I can attest that Mark is "the man" re radios!

If you go with the less expensive FRS radios, my experience has been that it is best to use the same brand radio as your training partners. FRS Motorolas sometimes do not "play nice" with other brands (e.g. midland, cobra)

Jeff


----------



## Bob Gutermuth (Aug 8, 2004)

Whats the advantage of UHF vs VHF in the motorola units?


----------



## chelseadog (Sep 14, 2004)

Bob
The main advantage of UHF operation is that there is less chance of interference. One of the more common problems with wireless operation is interference between wireless systems.
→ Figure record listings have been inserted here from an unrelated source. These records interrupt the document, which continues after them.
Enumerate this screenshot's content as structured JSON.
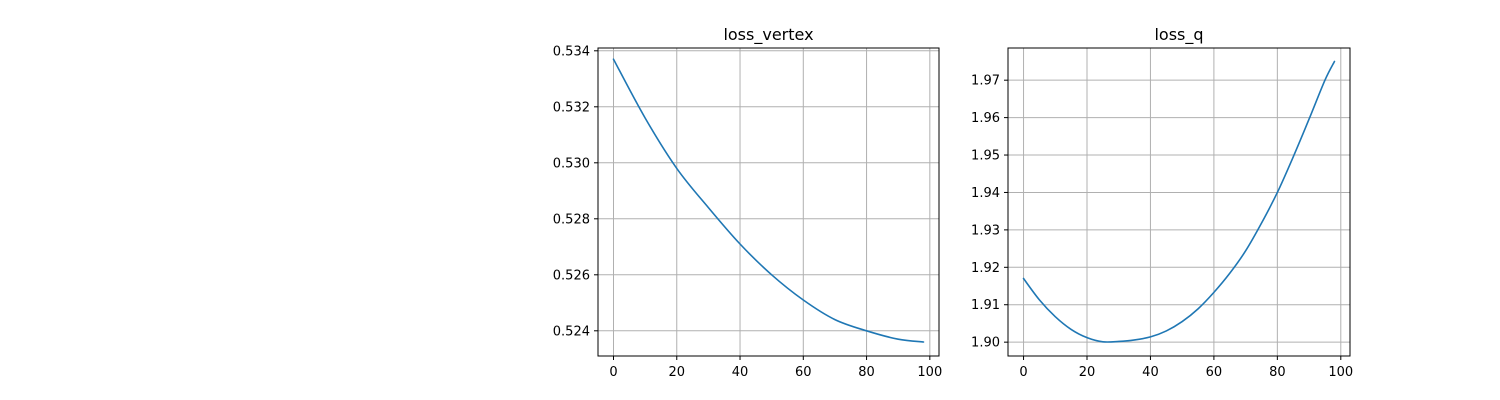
{
  "chart_data": [
    {
      "type": "line",
      "title": "loss_vertex",
      "xlabel": "",
      "ylabel": "",
      "grid": true,
      "xlim": [
        -4.9,
        102.9
      ],
      "ylim": [
        0.5231,
        0.5341
      ],
      "xticks": [
        0,
        20,
        40,
        60,
        80,
        100
      ],
      "yticks": [
        0.524,
        0.526,
        0.528,
        0.53,
        0.532,
        0.534
      ],
      "xtick_labels": [
        "0",
        "20",
        "40",
        "60",
        "80",
        "100"
      ],
      "ytick_labels": [
        "0.524",
        "0.526",
        "0.528",
        "0.530",
        "0.532",
        "0.534"
      ],
      "series": [
        {
          "color": "#1f77b4",
          "x": [
            0,
            10,
            20,
            30,
            40,
            50,
            60,
            70,
            80,
            90,
            98
          ],
          "y": [
            0.5337,
            0.5316,
            0.5298,
            0.5284,
            0.5271,
            0.526,
            0.5251,
            0.5244,
            0.524,
            0.5237,
            0.5236
          ]
        }
      ]
    },
    {
      "type": "line",
      "title": "loss_q",
      "xlabel": "",
      "ylabel": "",
      "grid": true,
      "xlim": [
        -4.9,
        102.9
      ],
      "ylim": [
        1.8963,
        1.9786
      ],
      "xticks": [
        0,
        20,
        40,
        60,
        80,
        100
      ],
      "yticks": [
        1.9,
        1.91,
        1.92,
        1.93,
        1.94,
        1.95,
        1.96,
        1.97
      ],
      "xtick_labels": [
        "0",
        "20",
        "40",
        "60",
        "80",
        "100"
      ],
      "ytick_labels": [
        "1.90",
        "1.91",
        "1.92",
        "1.93",
        "1.94",
        "1.95",
        "1.96",
        "1.97"
      ],
      "series": [
        {
          "color": "#1f77b4",
          "x": [
            0,
            5,
            10,
            15,
            20,
            25,
            30,
            35,
            40,
            45,
            50,
            55,
            60,
            65,
            70,
            75,
            80,
            85,
            90,
            95,
            98
          ],
          "y": [
            1.917,
            1.9113,
            1.9068,
            1.9034,
            1.9012,
            1.9001,
            1.9002,
            1.9006,
            1.9014,
            1.903,
            1.9055,
            1.9089,
            1.9133,
            1.9184,
            1.9244,
            1.9318,
            1.94,
            1.9495,
            1.9596,
            1.97,
            1.975
          ]
        }
      ]
    }
  ]
}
Since there are considerably fewer UHF wireless systems in use at present, the chances of this type of interference are reduced. (police,fire ETC use this band width) However, this problem can generally be avoided in VHF systems by properly selecting operating frequencies.

also the UHF ( ultra High Freq ) cost more to produce for the same product
keeping people who are looking at cost away from using this band width


the FCC has Given approval for the FRS (Family Radio Service) to be used with out a liscence
under a certain watt to limit distance 

with that in mind there would be no differents since you would be held to the public FRS band width 

you would just have nice clear sounding radios that could talk to the cheaper radios


Mark


----------



## Bob Gutermuth (Aug 8, 2004)

My experience with UHF is that there is less interference than with the old 39mhz radios my agency used to have. We used to use 453.300 for commo, and still got interference from Baltimore City PD 80 mi distant as the crow flies and also from Philly PD over 100 miles away(esp when there was bad weather approaching). My agency switched to 800mhz trunked raidos a couple of years back and there is no interference there presently. I only get interference on my Motorola Spirit 150mhz GMRS units when the local school us calling kids to the busses on the ones that they use.


----------



## msdaisey (May 13, 2004)

I have 6 Motorola VL50s. They are UHF, and great!!!!! Tough, clear and easy to use. They are just under $150 each, but they they are much nicer than the Talkabout types.


----------